Parkinson’s disease and other akinetic rigid syndromes II
There is no cure for Parkinson’s disease. The treatments available are directed at minimizing the symptoms and disabilities of the patient. Several agents have been tried to provide a neuroprotective effect and slow the deterioration of the disease, and a range of treatments such as transplantation may prove useful in the future.
The life expectancy of a patient with Parkinson’s disease is only minimally reduced.
Pharmacology
In simple terms, a reduction in dopamine and dopaminergic neurones underlies Parkinson’s disease. This dopaminergic system is antagonized by a cholinergic system. There are several levels for possible pharmacological intervention (Fig. 1; Table 1).

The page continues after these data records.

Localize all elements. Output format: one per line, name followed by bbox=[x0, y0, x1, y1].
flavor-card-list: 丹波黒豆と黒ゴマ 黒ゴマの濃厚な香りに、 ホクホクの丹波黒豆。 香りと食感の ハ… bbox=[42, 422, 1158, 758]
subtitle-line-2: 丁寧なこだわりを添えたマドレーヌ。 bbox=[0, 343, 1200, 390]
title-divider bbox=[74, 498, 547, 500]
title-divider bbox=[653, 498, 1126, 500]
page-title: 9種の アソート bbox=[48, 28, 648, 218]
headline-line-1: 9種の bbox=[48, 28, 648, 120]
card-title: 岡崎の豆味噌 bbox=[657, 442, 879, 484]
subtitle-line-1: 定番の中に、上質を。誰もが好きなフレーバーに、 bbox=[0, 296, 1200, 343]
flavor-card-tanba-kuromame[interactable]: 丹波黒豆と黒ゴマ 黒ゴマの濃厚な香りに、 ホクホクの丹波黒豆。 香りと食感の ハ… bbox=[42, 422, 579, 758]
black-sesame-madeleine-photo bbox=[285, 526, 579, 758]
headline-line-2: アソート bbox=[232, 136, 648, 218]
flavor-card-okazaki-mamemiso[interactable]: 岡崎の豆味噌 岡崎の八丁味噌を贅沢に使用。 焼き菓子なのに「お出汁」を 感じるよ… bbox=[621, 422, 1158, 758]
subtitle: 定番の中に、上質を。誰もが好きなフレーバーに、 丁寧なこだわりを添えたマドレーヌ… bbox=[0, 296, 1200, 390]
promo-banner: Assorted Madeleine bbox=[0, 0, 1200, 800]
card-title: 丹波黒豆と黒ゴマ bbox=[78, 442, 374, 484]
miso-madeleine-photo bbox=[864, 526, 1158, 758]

| Groups of drugs | Examples | Comment |
|---|---|---|
| Levodopa preparations | Sinemet (levodopa plus carbidopa) | Precursor of dopamine combined with a dopa-decarboxylase inhibitor to prevent metabolism outside the brain |
| Madopar (levodopa plus benserazide) | ||
| Sinemet CR, Madopar CR | Controlled-release preparations | |
| Dopamine agonists | Bromocriptine, lisuride | Broad-spectrum dopamine agonists |
| Ergot | Pergolide | More specific agonist to D2 dopamine receptors |
| Cabergoline | ||
| Non-ergot | Apomorphine | Given subcutaneously by pump |
| Ropinirole, pramipexole | ||
| Rotigotine | Available as a patch | |
| Dopamine releasing agents, glumatergic | Amantadine | Weak symptomatic effect. May help dyskinesias |
| Monoamine oxidase B inhibitor | Selegiline, rasagiline | Mild symptomatic effect. Smoothes delivery of levodopa |
| Co-methyl-transferase inhibitors (COMT) | Entacapone | Potentially augment the effect of levodopa |
| Anticholinergics | Procyclidine | Limited efficacy |
| Benztropine | Useful for tremor. Prominent adverse effects |
Treatment
Adverse effects of dopamine agonists include nausea, dizziness, confusion, sudden bouts of sleepiness and altered behavior including gambling and hypersexuality, of which patients and their carers should be warned. Ergot-based dopamine agonists (see Table 1) may cause cardiac valvular fibrosis, and fibrosis in the lungs or abdomen. As a result, they are not routinely used and patients on these drugs require monitoring.
Complications of long-term treatment
Fluctuations
As the therapeutic window narrows, patients notice a more dramatic change in their symptoms when the drug levels are above or below a critical threshold. Initially this occurs at the end of the dose, as the drug effect wears off. This can be helped by either increasing the frequency of doses, adding selegiline or a COMT inhibitor, adding a dopamine agonist or using a controlled-release form of levodopa (Fig. 2). In some patients, the transitions seem to be more marked and random and the patient can swing violently from the rigid immobile ‘off’ state to an ‘on’ state where the patient has severe dyskinesias without any period of useful mobility. This is the ‘on-off’ effect. This is difficult to treat, but may be improved by using strategies to smooth levodopa levels (as above), by adding a dopamine agonist that has a longer half-life or by using apomorphine given subcutaneously by pump.